- The US dollar lost ground against its G10 peers yesterday after core CPI cooled for the first time in six months, aided by another month of deflation in core goods and easing in core services costs. Markets had been expecting a headline print of 0.4% for April, however a weaker than expected print of 0.31% helped to increase the odds of a September rate cut from the FOMC. Whilst one month’s data is unlikely to shift the needle and Fed officials will likely need further convincing, Fed funds futures moved to price as many as two full cuts before the end of the year. Retail Sales came in flat against expectations of a small gain, and this coupled with the slight nudge lower in inflation will likely make the FOMC more comfortable holding rates unchanged until rate setters gain more confidence that inflation is on a sustainable path to the 2% target.

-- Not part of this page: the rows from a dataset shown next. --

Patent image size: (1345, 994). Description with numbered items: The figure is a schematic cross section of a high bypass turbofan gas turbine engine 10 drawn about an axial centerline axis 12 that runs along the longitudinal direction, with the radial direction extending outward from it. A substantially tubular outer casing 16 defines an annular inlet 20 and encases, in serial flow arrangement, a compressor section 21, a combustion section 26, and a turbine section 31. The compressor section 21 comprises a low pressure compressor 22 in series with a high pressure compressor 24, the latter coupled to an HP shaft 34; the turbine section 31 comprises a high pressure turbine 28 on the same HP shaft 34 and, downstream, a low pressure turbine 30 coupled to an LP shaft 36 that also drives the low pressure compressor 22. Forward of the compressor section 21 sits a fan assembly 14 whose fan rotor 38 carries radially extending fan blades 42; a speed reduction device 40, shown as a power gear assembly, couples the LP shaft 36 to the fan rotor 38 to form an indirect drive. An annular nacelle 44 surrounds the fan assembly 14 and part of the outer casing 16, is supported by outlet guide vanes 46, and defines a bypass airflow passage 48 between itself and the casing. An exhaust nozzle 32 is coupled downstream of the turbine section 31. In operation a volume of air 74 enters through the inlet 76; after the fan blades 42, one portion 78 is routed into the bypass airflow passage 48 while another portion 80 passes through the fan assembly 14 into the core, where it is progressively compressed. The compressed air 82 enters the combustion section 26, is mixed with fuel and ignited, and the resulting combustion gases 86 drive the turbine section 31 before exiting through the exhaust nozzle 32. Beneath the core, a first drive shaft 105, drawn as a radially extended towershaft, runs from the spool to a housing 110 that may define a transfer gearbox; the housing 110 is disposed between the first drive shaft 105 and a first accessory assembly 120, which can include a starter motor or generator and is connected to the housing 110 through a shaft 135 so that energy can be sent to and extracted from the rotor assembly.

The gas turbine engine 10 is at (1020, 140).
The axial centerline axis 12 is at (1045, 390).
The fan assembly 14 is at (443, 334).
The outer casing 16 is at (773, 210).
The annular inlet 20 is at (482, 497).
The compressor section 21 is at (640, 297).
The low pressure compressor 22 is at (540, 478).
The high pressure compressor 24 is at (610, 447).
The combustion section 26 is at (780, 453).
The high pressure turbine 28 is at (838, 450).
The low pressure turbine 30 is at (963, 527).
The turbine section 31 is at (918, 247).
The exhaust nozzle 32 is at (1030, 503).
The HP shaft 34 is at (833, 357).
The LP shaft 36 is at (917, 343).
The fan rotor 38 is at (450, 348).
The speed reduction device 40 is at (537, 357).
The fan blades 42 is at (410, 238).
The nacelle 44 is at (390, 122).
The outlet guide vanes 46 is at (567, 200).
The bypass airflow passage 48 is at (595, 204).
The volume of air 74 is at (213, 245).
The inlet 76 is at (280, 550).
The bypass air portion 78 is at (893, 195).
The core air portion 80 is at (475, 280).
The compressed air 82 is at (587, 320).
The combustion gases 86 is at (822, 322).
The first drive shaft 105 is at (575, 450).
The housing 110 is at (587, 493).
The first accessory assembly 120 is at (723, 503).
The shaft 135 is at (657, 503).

- After the data release, treasury yields fell, and dollar index lost ground as markets anticipated an early rate cut from the Fed. The Japanese yen gained, trading as low as 153.60 and EURUSD moved to within a whisker of 1.09, running into offers at 1.0895. GBPUSD followed a similar pattern, breaching resistance at 1.2650 to trade briefly through 1.27 before consolidating.
- US jobless claims will be scrutinised this afternoon after last week’s print came in above expectations. A persistent rise in claims would suggest that the labor market may be deteriorating more quickly, so today’s print will give a further insight to the strength of the labor market.